A China tem adotado também novas táticas de pressão, como o envio de navios da guarda costeira ao longo da costa leste da ilha, com o objetivo de criar a percepção de domínio chinês sobre essas águas. Essa abordagem visa aumentar a sensação de cerco e reforçar a mensagem de soberania de Pequim sobre a região.

O Poderio Naval do Fujian: Um Marco na Frota Chinesa

O Fujian representa um salto tecnológico considerável para a Marinha do Exército de Libertação Popular. Projetado e construído na China, este é o maior e mais moderno porta-aviões do país, diferenciando-se de seus predecessores de forma notável. Sua característica mais distintiva é o convés de voo plano, que incorpora catapultas eletromagnéticas para o lançamento de aeronaves. Esta tecnologia avançada confere ao Fujian uma capacidade operacional superior em comparação com os dois primeiros porta-aviões chineses, o Liaoning e o Shandong, ambos de design derivado de projetos russos e que dependem de rampas de lançamento.

A utilização de catapultas permite ao Fujian transportar um número significativamente maior de caças e uma quantidade superior de munições, tornando-o uma arma naval potencialmente mais letal e eficiente para projeção de poder aéreo em alto-mar. Sua capacidade de operar de forma mais independente e com maior flexibilidade posiciona-o como um ativo estratégico fundamental na modernização da frota naval chinesa.

A Soberania em Disputa e a Determinação de Taiwan

A questão da soberania de Taiwan e do status do Estreito permanece um ponto central de discórdia internacional. Enquanto a China insiste em sua soberania exclusiva sobre o estreito – uma via marítima vital para o tráfego de cargas –, Taiwan e os Estados Unidos defendem que se trata de uma rota internacional. Nesse contexto de crescente pressão, Taipé tem resistido firmemente. Chiu Chui-cheng, ministro do Conselho de Assuntos do Continente, reafirmou a recusa de Taiwan em aceitar qualquer "plano final de Pequim de anexar Taiwan".

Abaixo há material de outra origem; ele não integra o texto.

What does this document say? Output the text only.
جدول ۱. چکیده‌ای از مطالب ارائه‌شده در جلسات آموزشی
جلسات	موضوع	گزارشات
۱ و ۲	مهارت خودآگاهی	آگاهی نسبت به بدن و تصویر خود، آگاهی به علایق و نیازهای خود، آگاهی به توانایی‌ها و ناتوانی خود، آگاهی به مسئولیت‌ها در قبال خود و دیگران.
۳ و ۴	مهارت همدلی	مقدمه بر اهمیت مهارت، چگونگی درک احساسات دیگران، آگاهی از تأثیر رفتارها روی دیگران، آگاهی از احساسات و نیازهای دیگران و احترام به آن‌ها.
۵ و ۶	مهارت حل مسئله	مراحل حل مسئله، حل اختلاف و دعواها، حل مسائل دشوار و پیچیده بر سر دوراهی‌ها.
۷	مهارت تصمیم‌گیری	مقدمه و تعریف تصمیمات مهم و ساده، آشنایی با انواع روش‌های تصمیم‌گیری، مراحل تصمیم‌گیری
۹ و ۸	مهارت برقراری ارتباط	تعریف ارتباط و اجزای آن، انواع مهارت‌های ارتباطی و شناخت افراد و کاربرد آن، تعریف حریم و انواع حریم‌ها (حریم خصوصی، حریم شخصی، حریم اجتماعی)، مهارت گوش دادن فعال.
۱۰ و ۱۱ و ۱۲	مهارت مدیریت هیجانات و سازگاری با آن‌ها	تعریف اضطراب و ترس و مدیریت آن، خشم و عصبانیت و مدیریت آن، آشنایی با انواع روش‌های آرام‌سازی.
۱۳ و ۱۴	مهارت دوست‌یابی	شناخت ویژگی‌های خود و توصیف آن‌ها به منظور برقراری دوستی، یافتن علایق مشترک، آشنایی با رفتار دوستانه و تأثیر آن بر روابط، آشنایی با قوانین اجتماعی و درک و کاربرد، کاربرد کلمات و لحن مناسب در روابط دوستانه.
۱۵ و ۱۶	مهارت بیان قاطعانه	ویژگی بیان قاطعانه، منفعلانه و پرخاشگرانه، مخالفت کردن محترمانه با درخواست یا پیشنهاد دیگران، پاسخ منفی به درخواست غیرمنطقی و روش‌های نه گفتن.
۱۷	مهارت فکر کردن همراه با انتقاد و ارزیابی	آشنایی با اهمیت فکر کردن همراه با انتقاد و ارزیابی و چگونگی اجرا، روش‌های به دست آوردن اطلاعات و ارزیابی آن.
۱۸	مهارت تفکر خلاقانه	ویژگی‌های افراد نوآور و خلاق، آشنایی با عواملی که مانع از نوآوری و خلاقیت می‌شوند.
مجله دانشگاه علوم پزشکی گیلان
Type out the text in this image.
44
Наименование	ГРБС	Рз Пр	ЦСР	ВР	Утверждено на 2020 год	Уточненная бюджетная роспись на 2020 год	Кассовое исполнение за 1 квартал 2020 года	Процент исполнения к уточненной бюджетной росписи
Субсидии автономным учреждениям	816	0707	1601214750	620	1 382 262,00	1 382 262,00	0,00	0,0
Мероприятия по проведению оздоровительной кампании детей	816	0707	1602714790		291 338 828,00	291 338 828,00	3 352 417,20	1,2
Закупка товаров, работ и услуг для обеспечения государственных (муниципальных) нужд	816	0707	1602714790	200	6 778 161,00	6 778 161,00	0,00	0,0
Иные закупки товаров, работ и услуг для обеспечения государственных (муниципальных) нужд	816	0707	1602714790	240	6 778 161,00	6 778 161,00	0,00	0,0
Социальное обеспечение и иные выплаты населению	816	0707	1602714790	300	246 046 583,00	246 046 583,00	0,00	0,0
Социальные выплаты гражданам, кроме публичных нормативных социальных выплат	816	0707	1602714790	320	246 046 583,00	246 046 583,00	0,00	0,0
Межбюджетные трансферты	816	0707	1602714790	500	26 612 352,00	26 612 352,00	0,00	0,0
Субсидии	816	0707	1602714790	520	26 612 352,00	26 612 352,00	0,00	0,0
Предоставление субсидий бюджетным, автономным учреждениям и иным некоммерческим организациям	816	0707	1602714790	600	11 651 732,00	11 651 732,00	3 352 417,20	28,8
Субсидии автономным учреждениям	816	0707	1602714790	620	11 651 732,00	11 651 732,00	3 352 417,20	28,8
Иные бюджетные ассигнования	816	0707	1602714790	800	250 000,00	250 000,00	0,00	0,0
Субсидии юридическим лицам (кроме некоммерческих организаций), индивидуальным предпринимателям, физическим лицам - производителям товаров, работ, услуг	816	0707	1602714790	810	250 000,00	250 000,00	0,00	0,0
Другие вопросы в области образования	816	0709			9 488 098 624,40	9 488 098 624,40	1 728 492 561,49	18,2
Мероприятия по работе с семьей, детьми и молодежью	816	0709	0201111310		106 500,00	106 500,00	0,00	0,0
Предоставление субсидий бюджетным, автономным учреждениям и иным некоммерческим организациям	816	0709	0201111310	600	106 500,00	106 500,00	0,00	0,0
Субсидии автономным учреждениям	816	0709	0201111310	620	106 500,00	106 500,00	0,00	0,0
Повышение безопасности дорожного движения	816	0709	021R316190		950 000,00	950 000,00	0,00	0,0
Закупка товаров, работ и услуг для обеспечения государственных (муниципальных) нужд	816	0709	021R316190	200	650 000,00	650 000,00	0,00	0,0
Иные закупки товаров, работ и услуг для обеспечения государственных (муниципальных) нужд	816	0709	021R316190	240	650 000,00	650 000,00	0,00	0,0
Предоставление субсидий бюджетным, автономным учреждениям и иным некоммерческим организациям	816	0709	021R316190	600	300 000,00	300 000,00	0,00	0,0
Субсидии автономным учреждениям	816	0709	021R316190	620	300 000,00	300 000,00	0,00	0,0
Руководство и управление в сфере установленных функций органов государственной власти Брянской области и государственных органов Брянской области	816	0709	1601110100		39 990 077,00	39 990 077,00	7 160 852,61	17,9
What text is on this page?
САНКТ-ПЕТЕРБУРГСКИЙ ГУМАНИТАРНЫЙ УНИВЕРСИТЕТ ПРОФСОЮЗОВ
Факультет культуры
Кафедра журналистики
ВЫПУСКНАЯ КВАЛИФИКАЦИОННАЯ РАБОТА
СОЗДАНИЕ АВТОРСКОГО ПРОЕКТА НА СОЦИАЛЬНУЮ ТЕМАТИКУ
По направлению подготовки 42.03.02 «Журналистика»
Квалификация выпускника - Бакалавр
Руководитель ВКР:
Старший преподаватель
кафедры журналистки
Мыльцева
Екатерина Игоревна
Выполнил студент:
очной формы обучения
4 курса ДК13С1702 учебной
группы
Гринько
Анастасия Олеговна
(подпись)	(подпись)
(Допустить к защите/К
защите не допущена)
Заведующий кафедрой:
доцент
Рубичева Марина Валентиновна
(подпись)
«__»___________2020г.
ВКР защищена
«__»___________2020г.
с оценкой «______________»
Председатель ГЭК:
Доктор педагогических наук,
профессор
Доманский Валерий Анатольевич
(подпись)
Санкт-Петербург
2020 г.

Em um discurso contundente, o líder da pasta responsável por intermediar as relações com a China declarou a inabalável determinação da ilha em salvaguardar sua soberania e seu sistema democrático. Enfatizando que não há espaço para concessões, o ministro concluiu que Taiwan "nunca sucumbirá às ameaças e à pressão cada vez mais intensa da China" e que a ilha "nunca se renderá", refletindo a profunda seriedade com que Taipé encara a questão de sua autonomia e segurança.

Apesar do trânsito do Fujian, é importante notar que outros porta-aviões chineses, como o mais antigo Liaoning, também já realizaram passagens pelo estreito, sendo a última em abril. O Ministério da Defesa da China, por sua vez, não se pronunciou sobre os pedidos de comentário feitos pela reportagem a respeito da passagem do Fujian.

A mais recente travessia do porta-aviões Fujian pelo Estreito de Taiwan, somada à constante presença militar chinesa na região, reitera a estratégia de Pequim de exercer pressão contínua sobre a ilha. Este cenário de manobras navais e retórica desafiadora destaca a persistência de uma das mais complexas disputas geopolíticas do século XXI. À medida que Taiwan reforça sua posição de não rendição, e a China exibe sua crescente capacidade militar com navios como o Fujian, o equilíbrio de poder e a estabilidade regional permanecem sob intensa observação e incerteza.